The Illinois Gaming Board unanimously approved Phase 2 Emergency Sports Wagering Rules at its meeting Thursday, continuing its recent accelerated pace in bringing sports betting to the Land of Lincoln.
The approval comes exactly one week after the IGB released the Phase 2 rules to the public, a move which allowed prospective licensees to submit applications. The board had previously released Phase 1 rules in December, which was six months after Illinois Governor J.B. Pritzker signed a massive gaming expansion bill into law.
As of Friday 4 p.m. CST, the Illinois Gaming Board website listed three applicants for a Master Sports Betting License — Midwest Gaming and Entertainment LLC, which runs Rivers Casino in Des Plaines, the Argosy Casino in Alton, and Elgin Riverboat Resort, which runs Grand Victoria Casino. All three were granted a temporary operating permit Friday but have yet to be approved for wagering.

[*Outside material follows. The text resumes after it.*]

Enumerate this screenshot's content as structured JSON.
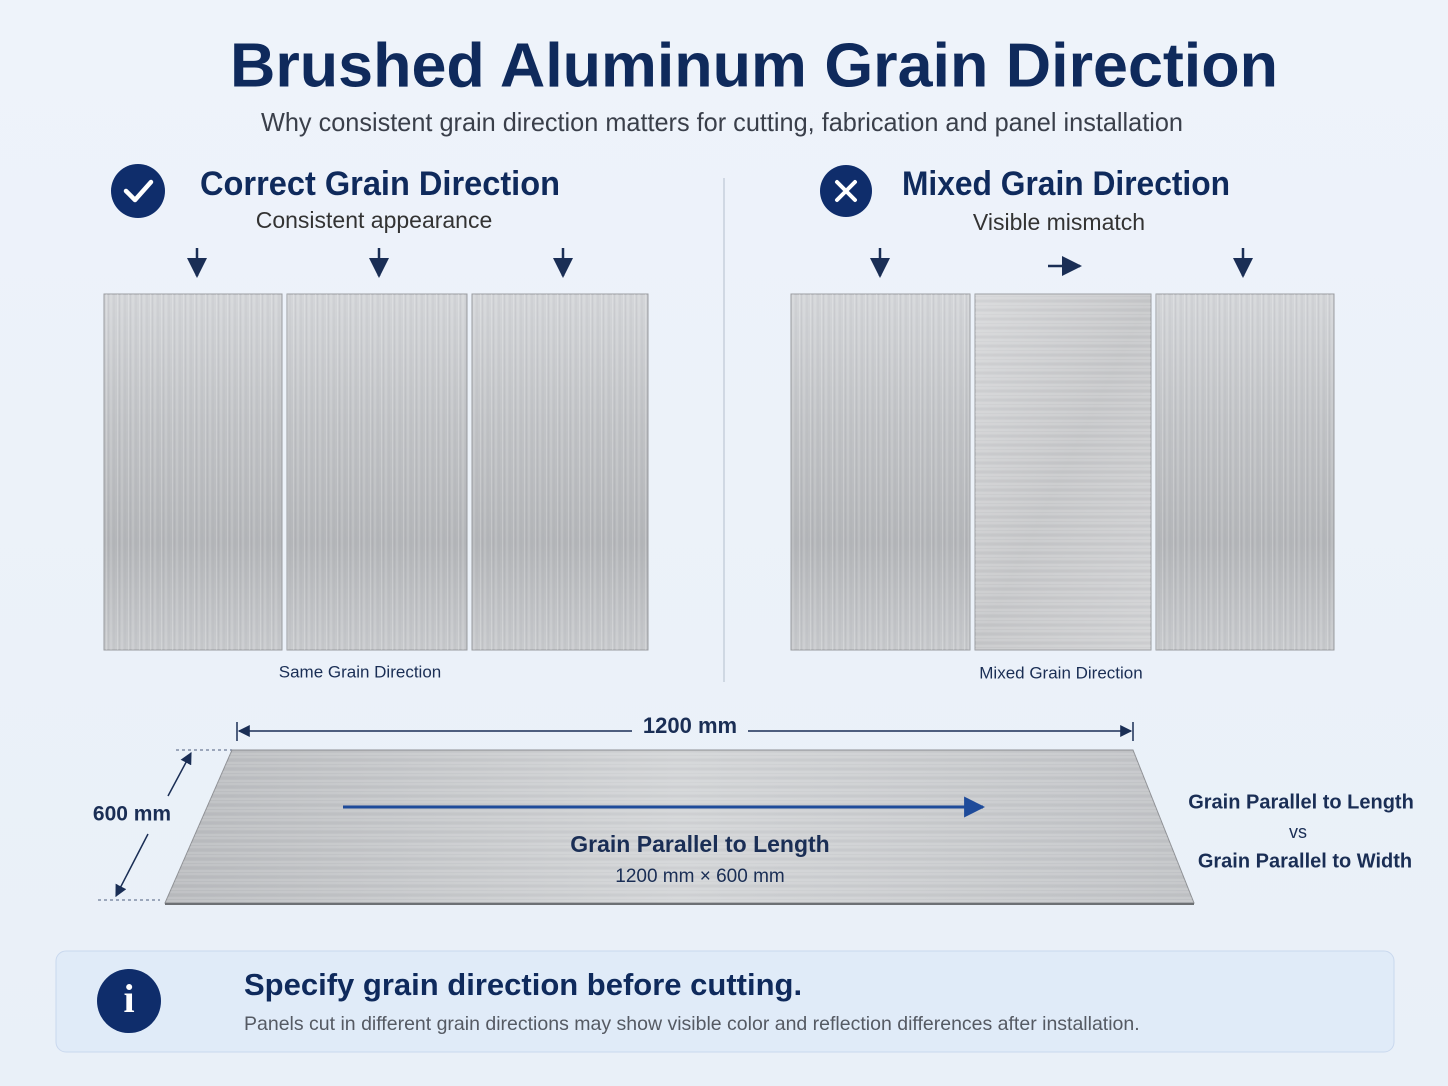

Rivers Casino unveiled BetRivers SportsBar in anticipation of legal sports betting in mid-December, while Penn National can leverage its recent $163 mm purchase of 36% of Barstool Sports at the Argosy Casino. Grand Victoria Casino is owned by Eldorado Properties, which has a partnership with William Hill betting.
The Next Step and Applications Filed
The approval of the Phase II rules moved them from emergency provision to “permanent rules to go through the normal rule-making progress through JCAR (Joint Committee on Administrative Rules),” explained IGB administrator Marcus Fruchter. That committee will take up the Phase II rules in the state capital of Springfield on Feb. 18, having already been slotted in the agenda.
The accelerated pace offers the possibility sports wagering could be in place by the start of the NCAA Tournament in mid-March, which is one of the most popular sporting events to place bets. Bettors, however, cannot wager on in-state college teams, with Illinois currently the most likely of the 13 Division I schools to qualify for the 68-team field.
“We’ve designed these rules in such a way that we can be nimble and as reactive or as quick as our industry partners are ready to commence sports betting,” Fruchter said. “So when they’re ready, we’re ready for them to start.”
There could be as many as 23 Master Sports Betting licenses available as part of the gaming expansion bill which includes the 10 existing casinos in Illinois, the six new casino licenses authorized in the sports gaming bill, three licenses for racinos at horse tracks and as many as seven sporting venues. Additionally, there are three licenses available for non-tethered online/mobile operators.
The standard sports betting license is $10 mm, while the non-tethered online/mobile operators must pay $20 mm. The three online/mobile licensees also would not be able to accept bets until 18 months after the first casino license is issued.
“So the sports betting licenses you have to look at applicants in a number of different ways,” Fruchter said. “There are some applicants who are already operators and already licensed in Illinois, we already know them. So they were able to use the short form. The short form allows for temporary operating permits and that vetting looks at basically, ‘Who are you?’
“If we already know you, there’s one set of factors that we look at and there’s a different set of factors if we don’t know who you are. If we know you, then the application calls for, ‘Tell us what you’re going to do and how you’re going to do it,’ and we have a way to evaluate that, we have a way to evaluate how that’s different from what our rules require and what’s their plan for remediation to get their operations in sync with our rules.”
What is “commercially reasonable” for data providers?
While there are three applicants for a Master Sports Wagering license, the IGB website does not currently list any applicants for Supplier, Management Services Provider, and Tier 2 Official League Data Provider. The last category is mandated by law, and the term “commercially reasonable” has become a hot topic in sports wagering because leagues and data providers have pivoted from negotiating with state governments and towards operators as a means of getting a piece of the action.
According to the Phase 2 rules, an operator can petition the board “for a determination that the terms under which official league data is being provided are not commercially reasonable.” Should the petitioner and respondent satisfy all terms, the IGB would then appoint an Administrative Law judge to conduct a hearing, and the “burden of proof is on the petitioner to show by a preponderance of the evidence that terms of the contract or offer are not commercially reasonable.”